The poet was a member of Aosdana, the Arts Council body which recognises outstanding talent and achievement in the artistic field.

Born in 1927 in the shadow of Cork's St Fin Barre's Cathedral, Mr Galvin had travelled to Northern Ireland during World War Two intending to join the US armed forces -- but unintentionally wound up in the Royal Air Force.

His early life before the war was marked by his being sent to a reform school in Daingean in Offaly -- an experience that was powerfully detailed in his memoirs.

After his RAF term, Mr Galvin began writing, and gradually came to prominence in the 1960s. His poetry collections include Heart of Grace, Christ in London, The Woodburners, Man on the Porch and The Death of Art O'Leary.

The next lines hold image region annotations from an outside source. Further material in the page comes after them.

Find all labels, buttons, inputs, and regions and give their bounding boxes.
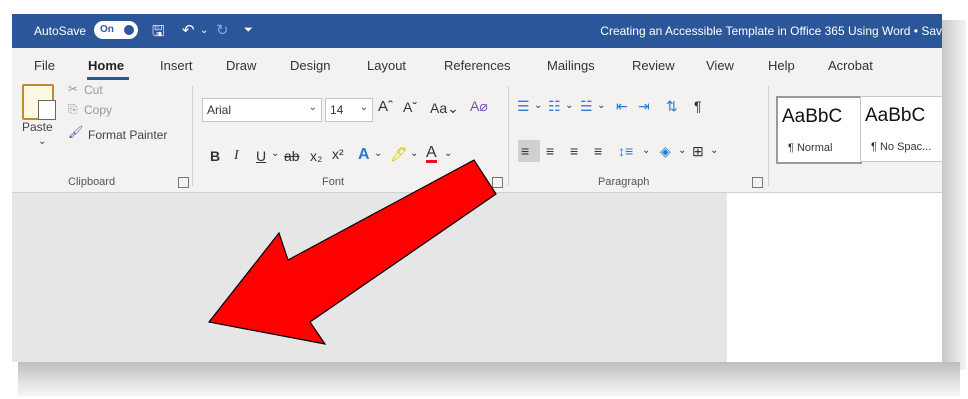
screenshot-frame: AutoSave On 🖫 ↶ ⌄ ↻ ⏷ Creating an Access… bbox=[0, 0, 968, 399]
annotation-arrow bbox=[207, 159, 497, 345]
arrow-shape bbox=[207, 159, 497, 345]
word-window: AutoSave On 🖫 ↶ ⌄ ↻ ⏷ Creating an Access… bbox=[12, 14, 942, 362]
drop-shadow bbox=[18, 362, 960, 396]
drop-shadow bbox=[942, 20, 966, 370]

A prolific artist, he also wrote plays for radio, made recordings of his favourite ballads and wrote short stories. In the 1970s and 80s his works enjoyed increasing acclaim and both Christy Moore and John Spillane put some of his poems to music.

Spillane's Mad Woman of Cork remains one the most renowned examples of Galvin's adapted poems.

Christy Moore became such a fan that, at his insistence, Patrick Galvin joined him on stage during one of his concerts at the annual 'Live at the Marquee' series in Cork.

Tributes were paid to his work over recent years with Cork City Council lauding him as "a Cork treasure."

President Mary McAleese honoured him during the 2005 European Capital of Culture ceremony in Cork by selecting one of his poems for public recitation.

University College Cork awarded him an honorary doctorate five years ago.

He married four times. He had five children, three sons and two daughters. One of his sons was the highly regarded entertainment writer, Patrick Newley, who predeceased his father two years ago.

Mr Galvin kept writing up until a few months before his death.

Fellow Cork poet, Thomas McCarthy, described him as "a superstar" of our generation.